E’ stato il Teatro Elicantropo di Napoli ad ospitare l’originale messinscena Nevrotika vol. 1-2-3, spettacolo scritto e diretto da Fabiana Fazio, che ne è interprete con Giulia Musciacco e Valeria Frallicciardi.
Presentato da Progetto Nevrotika, l’allestimento propone in scena tre donne, tre nevrosi differenti, come già anticipato dal titolo, vestite di nero. Non hanno nome, non interpretano un personaggio ma, verosimilmente ognuno di noi, membri di una società malata, con le nostre “coscienze addormentate” e le “personalità contaminate”.
Fobie, ansie, manie sono irrealtà create dalla mente umana, oscure presenze nella coscienza di ogni individuo, che, osservate dall’esterno, possono facilmente caricarsi di toni beffardi. Intanto, le tre protagoniste ne sono vittime, e girano su loro stesse, mentre una voce registrata elenca possibili “imprevisti”, verificabili quando si è fuori casa.
Liberamente ispirato agli scritti dello psicologo e filosofo Paul Watzlawick (Istruzioni per rendersi infelici) e a quelli dello psichiatra, psicologo e antropologo cileno Claudio Naranjo (Carattere e Nevrosi), lo spettacolo è frutto di una riflessione sulle conseguenze che una società “sempre più malata” come la nostra può avere sui singoli individui.
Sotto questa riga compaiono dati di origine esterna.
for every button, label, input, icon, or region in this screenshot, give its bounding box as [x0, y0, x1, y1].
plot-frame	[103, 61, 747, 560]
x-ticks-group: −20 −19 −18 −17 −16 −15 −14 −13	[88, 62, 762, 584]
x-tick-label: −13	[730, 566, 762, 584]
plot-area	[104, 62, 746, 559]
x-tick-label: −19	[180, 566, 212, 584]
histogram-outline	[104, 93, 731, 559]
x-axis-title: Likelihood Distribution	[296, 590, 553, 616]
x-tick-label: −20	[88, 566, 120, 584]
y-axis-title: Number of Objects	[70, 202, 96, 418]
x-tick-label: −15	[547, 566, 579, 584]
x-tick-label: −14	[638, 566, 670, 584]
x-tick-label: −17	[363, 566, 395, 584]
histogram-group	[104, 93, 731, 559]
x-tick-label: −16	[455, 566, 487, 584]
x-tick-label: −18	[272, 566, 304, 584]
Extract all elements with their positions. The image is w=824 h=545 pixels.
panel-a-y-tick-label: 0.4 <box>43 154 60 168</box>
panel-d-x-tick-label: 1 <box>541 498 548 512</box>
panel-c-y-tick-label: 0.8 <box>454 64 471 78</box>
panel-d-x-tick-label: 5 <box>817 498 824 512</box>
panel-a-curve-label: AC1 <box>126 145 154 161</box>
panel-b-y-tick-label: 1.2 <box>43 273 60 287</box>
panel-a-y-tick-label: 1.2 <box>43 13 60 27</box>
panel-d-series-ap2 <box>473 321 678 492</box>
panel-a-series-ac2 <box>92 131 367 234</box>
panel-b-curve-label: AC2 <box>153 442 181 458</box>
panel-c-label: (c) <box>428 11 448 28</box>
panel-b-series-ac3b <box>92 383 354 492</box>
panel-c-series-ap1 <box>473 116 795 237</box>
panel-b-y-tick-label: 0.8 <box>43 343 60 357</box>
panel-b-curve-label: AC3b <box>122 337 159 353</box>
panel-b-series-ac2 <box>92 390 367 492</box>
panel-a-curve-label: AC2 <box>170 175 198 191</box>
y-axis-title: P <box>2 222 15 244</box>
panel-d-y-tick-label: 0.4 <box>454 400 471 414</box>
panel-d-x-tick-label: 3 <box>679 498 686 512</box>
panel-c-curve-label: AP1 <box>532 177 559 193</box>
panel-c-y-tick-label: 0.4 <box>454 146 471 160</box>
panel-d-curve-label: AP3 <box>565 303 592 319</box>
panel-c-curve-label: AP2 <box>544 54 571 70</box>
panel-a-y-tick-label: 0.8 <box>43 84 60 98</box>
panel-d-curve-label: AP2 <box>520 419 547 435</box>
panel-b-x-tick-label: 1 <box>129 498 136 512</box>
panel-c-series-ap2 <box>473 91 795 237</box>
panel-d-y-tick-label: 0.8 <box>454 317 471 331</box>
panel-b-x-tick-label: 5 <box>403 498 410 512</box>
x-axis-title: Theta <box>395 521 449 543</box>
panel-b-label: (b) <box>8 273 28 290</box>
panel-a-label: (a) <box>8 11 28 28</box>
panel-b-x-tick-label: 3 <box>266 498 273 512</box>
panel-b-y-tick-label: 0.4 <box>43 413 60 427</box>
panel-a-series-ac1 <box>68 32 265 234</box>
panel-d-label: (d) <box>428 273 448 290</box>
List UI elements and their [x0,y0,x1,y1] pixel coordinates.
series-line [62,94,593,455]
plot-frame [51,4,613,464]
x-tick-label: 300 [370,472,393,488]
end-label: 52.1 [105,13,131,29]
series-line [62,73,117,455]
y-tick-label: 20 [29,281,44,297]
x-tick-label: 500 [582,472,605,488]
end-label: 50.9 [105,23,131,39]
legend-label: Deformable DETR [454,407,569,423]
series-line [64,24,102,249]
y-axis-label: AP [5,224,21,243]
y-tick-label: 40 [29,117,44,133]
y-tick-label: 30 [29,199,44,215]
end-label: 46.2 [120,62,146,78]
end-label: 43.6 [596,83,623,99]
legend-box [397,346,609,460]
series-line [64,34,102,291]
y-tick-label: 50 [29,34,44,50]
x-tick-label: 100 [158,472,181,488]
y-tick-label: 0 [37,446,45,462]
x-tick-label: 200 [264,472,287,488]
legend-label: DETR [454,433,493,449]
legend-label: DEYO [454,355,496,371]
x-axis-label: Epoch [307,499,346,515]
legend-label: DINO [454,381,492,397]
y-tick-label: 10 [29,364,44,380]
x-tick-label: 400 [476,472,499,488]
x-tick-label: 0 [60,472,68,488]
E se è vero che le nevrosi sono principalmente un “disturbo dell’adattamento”, Nevrotika si propone di attraversare, con uno sguardo ironico, tagliente ed esorcizzante, i vari aspetti di questo “moderno disagio”, con un lavoro che prevede varie successive tappe (la divisione in volumi), al fine di creare un vero e proprio “catalogo completo” dei disadattati.
Nevrotika vol. 1-2-3 è, dunque, un lavoro in divenire, che prova a enfatizzare e mettere alla berlina i meccanismi mentali che ci allontanano inconsapevolmente dalla felicità.
Il proprio sé scivola sempre più nell’oblio nella società odierna, in cui è sempre più pressante l’esigenza di amalgamarsi all’identità di massa. I nostri impulsi, i nostri desideri, la nostra felicità sono, così, sacrificati.
Dunque, siamo noi stessi a renderci infelici (come afferma Watzlawick nel suo Istruzioni per rendersi infelici), e allora perchè non provare a farlo come si deve, andandone persino fieri? Perchè cercare, disperatamente e inutilmente, di essere felici quando si potrebbe diventare dei veri artisti nell’arte della sofferenza?
Infine, quale soluzione alle nevrosi rappresentate propone lo spettacolo?
Nessuna, anzi dice basta al raggiungimento di quella chimera denominata felicità, che a nulla serve mentre, paradossalmente, è il rendersi infelice la vera arte, fino a proporre il ricorso ai soprannominati “esercizi all’infelicità”.